When the Cincinnati Bengals hosted the Pittsburgh Steelers early this year, it was like the slow burn of a damp wick. Once Cincinnati's defense forced a game-opening three and out on Pittsburgh, the Bengals responded with their own three-and-out while Antonio Brown returned an ensuing punt 40 yards to the Bengals 34-yard line. Pittsburgh wasn't able to generate a first down, but took a 3-0 lead on a Shaun Suisham 44-yard field goal with 10:47 remaining in the first quarter.
Cincinnati nearly responded but a Kevin Zeitler false start and incomplete third down pass led to another punt. From their own three-yard line, Pittsburgh drove, receiving a little help from a defensive pass interference on Adam Jones. It wasn't until the 3:30 mark that the Bengals generated momentum, thanks to a redemptive Adam Jones fumble (and recovery) that led to Giovani Bernard's first career touchdown with over a minute remaining in the first period. Cincinnati added a field goal on their next possession, taking a 10-3 lead and never looking back.
Though a fourth down Hail Mary as the first half expired could be considered a turnover on downs, Cincinnati protected the football, played excellent defense and dominated time of possession in the second half -- holding onto the ball for over ten minutes in the third and fourth quarters respectively. If one were to make the perfect stew, these are the ingredients that Cincinnati has used to achieve success all season.
In games where the offense turned the ball over less than twice (aka, one time or less), the Bengals are an undefeated 5-0. When they turn it over two times or less, they're 8-1. Three turnovers or more, and they fall to 1-3. It's not a difficult concept -- protect the football, prevent good field position for the other team and finish your own possessions. Cincinnati's defense has held the opposing offense to under 300 yards of total offense four times this year. They've won three of those games. And when the Bengals have won the time of possession battle, they've won four of six games.
Statistical talking points is a beautiful twirl on the dance floor of a Sir Mix-A-Lot song, but what one needs to apply is trends. Such as Andy Dalton completing over 65 percent of his passes in December, generating 465 yards passing and compiling a touchdown-to-interception ratio of 4-1. It helps that Marvin Jones finally made his encore performance with a diving touchdown along with a career-high 148 yards of offense from rookie running back Giovani Bernard last week.
But all of that is the by-product of Cincinnati's offensive line, who has allowed Dalton to stay upright in 105 consecutive drop backs since the :21 second mark in the fourth quarter -- nearly a full month has passed since the last time that Dalton was sacked against Baltimore. The running game has exploded with 319 yards and four touchdowns against the Chargers and Colts combined. Protect the football. Protect the ball carrier. Dominate time of possession. Play quality defense. We're in such a state of obviousness that everything makes sense.
Pittsburgh currently stands as the league's 24th best rush defense, allowing 120.2 yards rushing per game and 14 total touchdowns (tied for 25th).

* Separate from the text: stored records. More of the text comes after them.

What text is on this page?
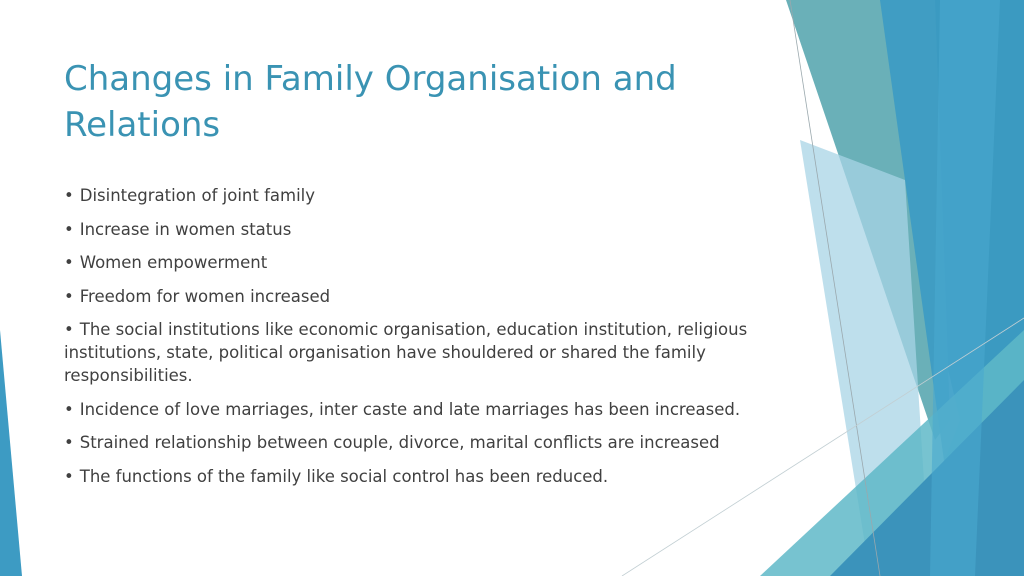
Changes in Family Organisation and Relations
• Disintegration of joint family
• Increase in women status
• Women empowerment
• Freedom for women increased
• The social institutions like economic organisation, education institution, religious institutions, state, political organisation have shouldered or shared the family responsibilities.
• Incidence of love marriages, inter caste and late marriages has been increased.
• Strained relationship between couple, divorce, marital conflicts are increased
• The functions of the family like social control has been reduced.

They've also surrendered over 11 plays of 50 yards or more this season.
"Very frustrating," strong safety Troy Polamalu acknowledged via Steelers.com. "When you've been on defenses that really made their money not allowing them at all, or one in a season or two in a season, it’s really surprising. It’s surprising both ways, like, ‘How can we give up this much this year?’ But it’s also like, ‘We were really good back then.’ I didn't know we were that good."
It's strange in a way, seeing Pittsburgh's defensive struggles this year. Not like it was unexpected as the season unfolded with age, injury and the departure of role players. Granted they're ranked No. 12 overall (hardly someone to take for granted), but their sack numbers are down, their rushing defense is questionable and they've secured only eight picks -- 27th in the league.
On paper, Cincinnati should succeed on the ground. Provided that their possessions remain on schedule (no lost yardage on plays or penalties), the Bengals are ranked 11th on third down conversions and will face a defense allowing 40 percent (20th in the NFL). Yet, it's the Steelers. If they're not playing great defense, the psychological nature of things tends to play out.
But then again, this is a different Bengals team too.